【クトゥルフ神話TRPGシナリオ】糸に囚われて(改訂版)2/4
その結末は、おそらくは必然だった。——運命の糸をたどるように、日本屋敷の宿にたどり着いた探索者たち。養蚕業を営んでいたというその屋敷には、歴史を語る機織り機が置かれている。平穏に思われたその宿で、思いもよらぬ恐怖の渦中に身を置くこととなるのだった。
イベントスケジュール
このシナリオの大まかな展開をあらかじめ整理しておく。オープニング〜恐怖の開始まで
上記のオープニング処理後、恐怖の開始まではキャラクタープレイのために時間がとられている。二つの宿の情報が錯綜しているため、家族経営なのか職員がいるのかを巡って小さな違和感は生じるものの、それが探索者たちへの脅威になることはない。
恐怖の開始〜2階への到達
探索者が恐怖の存在に気づくイベントは概ね3通りある。- 旅館から出ようとして、白い繭のような何かに旅館が覆われていることに気づく
- 機織り機に興味を持ち、体験を申し出て、稲葉明子を布にしてしまう
- 廊下で謎の少女に遭遇し、糸となって崩壊する様子を目撃する
いずれかが発生すると、すべての探索者の左手中指の先から光る白い糸が7cmほど出る。引っ張ると指先がほつれて消滅を始める。何が起こっているのかを理解する必要があると判断するには十分だろう。

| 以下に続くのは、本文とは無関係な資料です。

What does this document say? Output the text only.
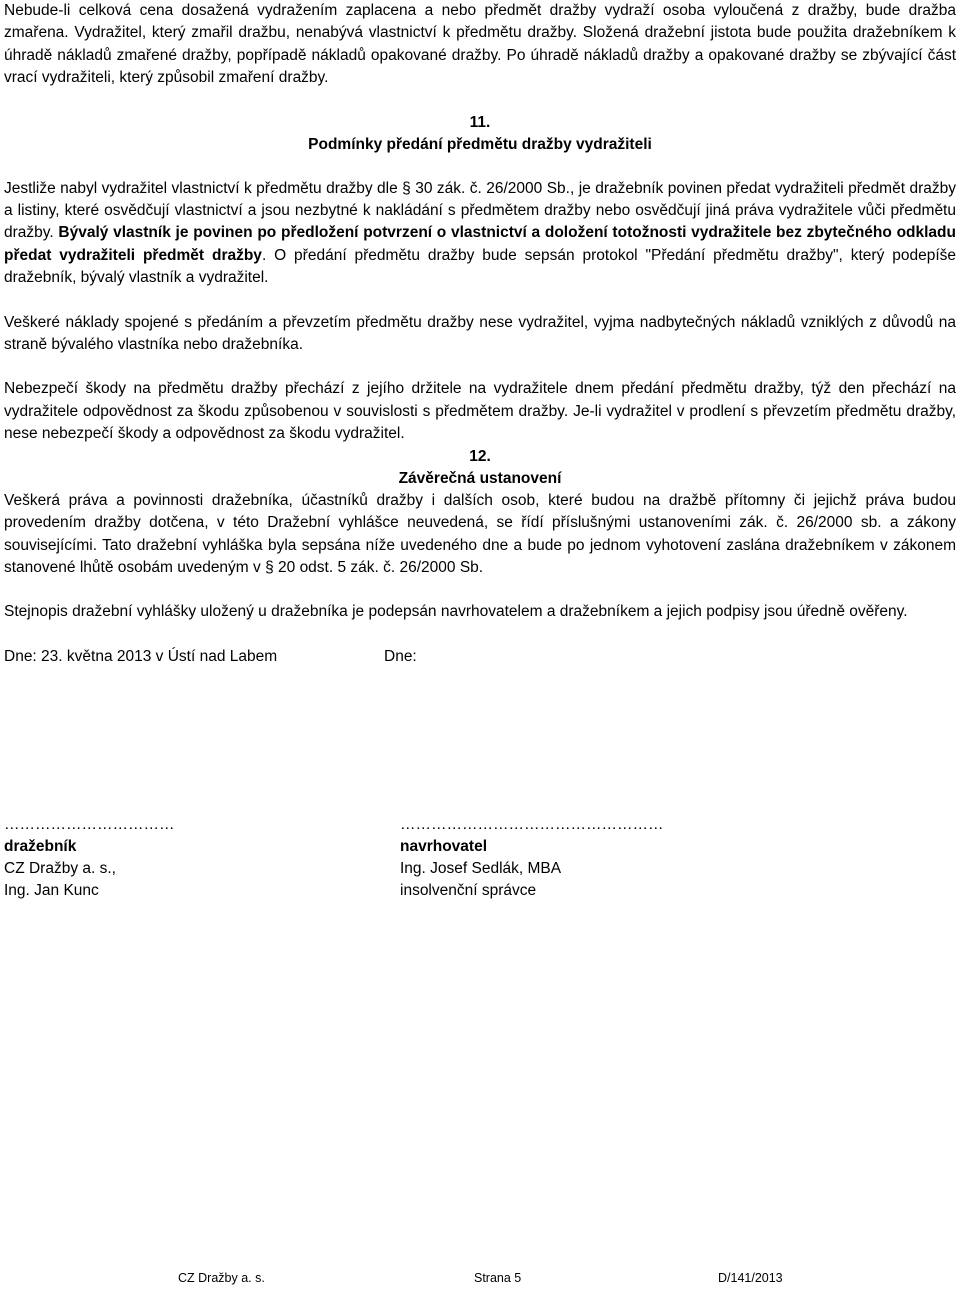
Nebude-li celková cena dosažená vydražením zaplacena a nebo předmět dražby vydraží osoba vyloučená z dražby, bude dražba zmařena. Vydražitel, který zmařil dražbu, nenabývá vlastnictví k předmětu dražby. Složená dražební jistota bude použita dražebníkem k úhradě nákladů zmařené dražby, popřípadě nákladů opakované dražby. Po úhradě nákladů dražby a opakované dražby se zbývající část vrací vydražiteli, který způsobil zmaření dražby.

11.

Podmínky předání předmětu dražby vydražiteli

Jestliže nabyl vydražitel vlastnictví k předmětu dražby dle § 30 zák. č. 26/2000 Sb., je dražebník povinen předat vydražiteli předmět dražby a listiny, které osvědčují vlastnictví a jsou nezbytné k nakládání s předmětem dražby nebo osvědčují jiná práva vydražitele vůči předmětu dražby. Bývalý vlastník je povinen po předložení potvrzení o vlastnictví a doložení totožnosti vydražitele bez zbytečného odkladu předat vydražiteli předmět dražby. O předání předmětu dražby bude sepsán protokol "Předání předmětu dražby", který podepíše dražebník, bývalý vlastník a vydražitel.

Veškeré náklady spojené s předáním a převzetím předmětu dražby nese vydražitel, vyjma nadbytečných nákladů vzniklých z důvodů na straně bývalého vlastníka nebo dražebníka.

Nebezpečí škody na předmětu dražby přechází z jejího držitele na vydražitele dnem předání předmětu dražby, týž den přechází na vydražitele odpovědnost za škodu způsobenou v souvislosti s předmětem dražby. Je-li vydražitel v prodlení s převzetím předmětu dražby, nese nebezpečí škody a odpovědnost za škodu vydražitel.

12.

Závěrečná ustanovení

Veškerá práva a povinnosti dražebníka, účastníků dražby i dalších osob, které budou na dražbě přítomny či jejichž práva budou provedením dražby dotčena, v této Dražební vyhlášce neuvedená, se řídí příslušnými ustanoveními zák. č. 26/2000 sb. a zákony souvisejícími. Tato dražební vyhláška byla sepsána níže uvedeného dne a bude po jednom vyhotovení zaslána dražebníkem v zákonem stanovené lhůtě osobám uvedeným v § 20 odst. 5 zák. č. 26/2000 Sb.

Stejnopis dražební vyhlášky uložený u dražebníka je podepsán navrhovatelem a dražebníkem a jejich podpisy jsou úředně ověřeny.

Dne: 23. května 2013 v Ústí nad Labem	Dne:
……………………………	……………………………………………
dražebník	navrhovatel
CZ Dražby a. s.,	Ing. Josef Sedlák, MBA
Ing. Jan Kunc	insolvenční správce
CZ Dražby a. s.	Strana 5	D/141/2013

この部分での探索は2階への到達を中間目標とした自由探索として組まれている。フロントから鍵を盗み出すか、2階の扉で鍵開けに成功すれば次の段階に移行する。
2階の探索〜クライマックス
2階に到達するとこの屋敷全体が狂気の病巣となっていることが明らかになる。その光景を目にするには判定が必要だが、それに一人でも成功すれば、中庭に狂気の中枢があることがわかる。中庭から探索の開始まで
そもそもこのシナリオでは、序盤に探索者たちが探索を行うような理由がない。それゆえ、探索者たちは普通に入浴や食事などの宿泊を楽しむことができる。交流ラウンジでなら、ボードゲームや卓球を楽しむことができる。違和感の始まり
稲葉りりは何者なのか
それらのエンターテインメントを楽しんでいると、いずれのグループの探索者であっても、稲葉りりが姿を現して声をかけてくる。彼女はそうした遊びが好きで、一緒に遊びたいらしい。グループBの探索者にしてみれば、彼女は誰か他の宿泊客の子供だろうと考えられるが、グループAの探索者との会話でその推測が誤りだと明らかになるだろう。「いえ、ここの旅館は私たち家族しかいないはずですよ。お父さんとお母さんを見間違えたんじゃないですか?」
露天風呂の時刻ずれ
キーパーの酔狂で露天風呂の時間が二つの時空でずれてしまった場合、探索者たちが鉢合わせになってしまう可能性がある。露天風呂の入り口には壁に打たれたフックに板がかけられており、男湯女湯の掲示がされている。しかし稲葉りりと元木が互い違いに首を傾げながらこれを切り替えてしまうため、タイミングが悪いと男女が鉢合わせになってしまうのだ。入浴中で鉢合わせになりたくない探索者が〈幸運〉に成功すれば、元木や稲葉りりが掲示を切り替えるタイミングと重なり、闖入者を防ぐことができる。これも違和感の一つではあるが、おそらくキャラクタープレイイベントとして処理されるだろう。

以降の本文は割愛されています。